Let's talk a little more about the current controversy over evolution. Some Christians will say: "Look, you can't pick and choose the parts of the Holy Scripture that you want to take literally. And so, if you're going to call into question the literalness of some parts, you inherently call into question the literal truth of it all." So how do you, as a scientist and a Christian, respond to that line of reasoning?
It's a good question. And certainly, as a believer, I would be the last one to argue that we can basically dilute and water down the Bible any old way we want to, to make ourselves feel better. That's certainly not a good approach to faith, lest one end up with something that doesn't resemble the great truths of the faith at all. But let's admit that down through the centuries, serious believers - long before there was any On the Origin of Species to threaten their perspective - had a great deal of difficulty understanding what some parts of the Old Testament, particularly Genesis, were really all about. The whole area of hermeneutics - the effort to try to read Scripture in a way that represents, as best one can, what the real meaning was intended to be - requires more sophistication than simply saying the most literal interpretation of every verse has to be correct.
One can look at Genesis 1-2, for instance, and see that there is not just one but two stories of the creation of humanity, and those stories do not quite agree with each other. That alone ought to be reason enough to argue that the literal interpretation of every verse, in isolation from the rest of the Bible, can't really be correct. Otherwise, the Bible is contradicting itself.

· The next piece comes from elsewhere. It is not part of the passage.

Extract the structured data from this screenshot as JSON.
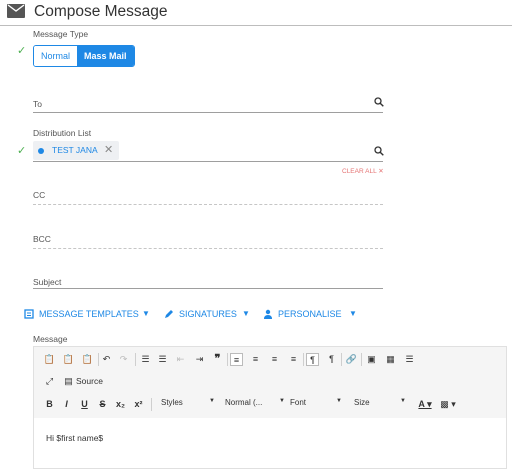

I take great comfort looking back through time, particularly at the writings of Augustine, who was obsessed by trying to understand Genesis and wrote no less than five books about it. Augustine ultimately concluded that no human being really was going to be able to interpret the meaning of the creation story. Certainly Augustine would have argued that the current ultra-literal interpretations that lead to young earth creationism are not required by the text, and would have warned that such a rigid interpretation, regardless of what other evidence comes to the scene, could potentially be quite dangerous to the faith, in that it would make believers out to be narrow-minded and potentially subject to ridicule. And in a certain way, that warning has come true with the battles we're having right now.
If Augustine, who was one of the most thoughtful, original thinkers about biblical interpretation that we've ever had, was unable to figure out what Genesis meant 1,600 years ago, why should we today insist that we know what it means, particularly when the interpretation chosen contradicts a wide variety of data that God has given us the chance to discover through science.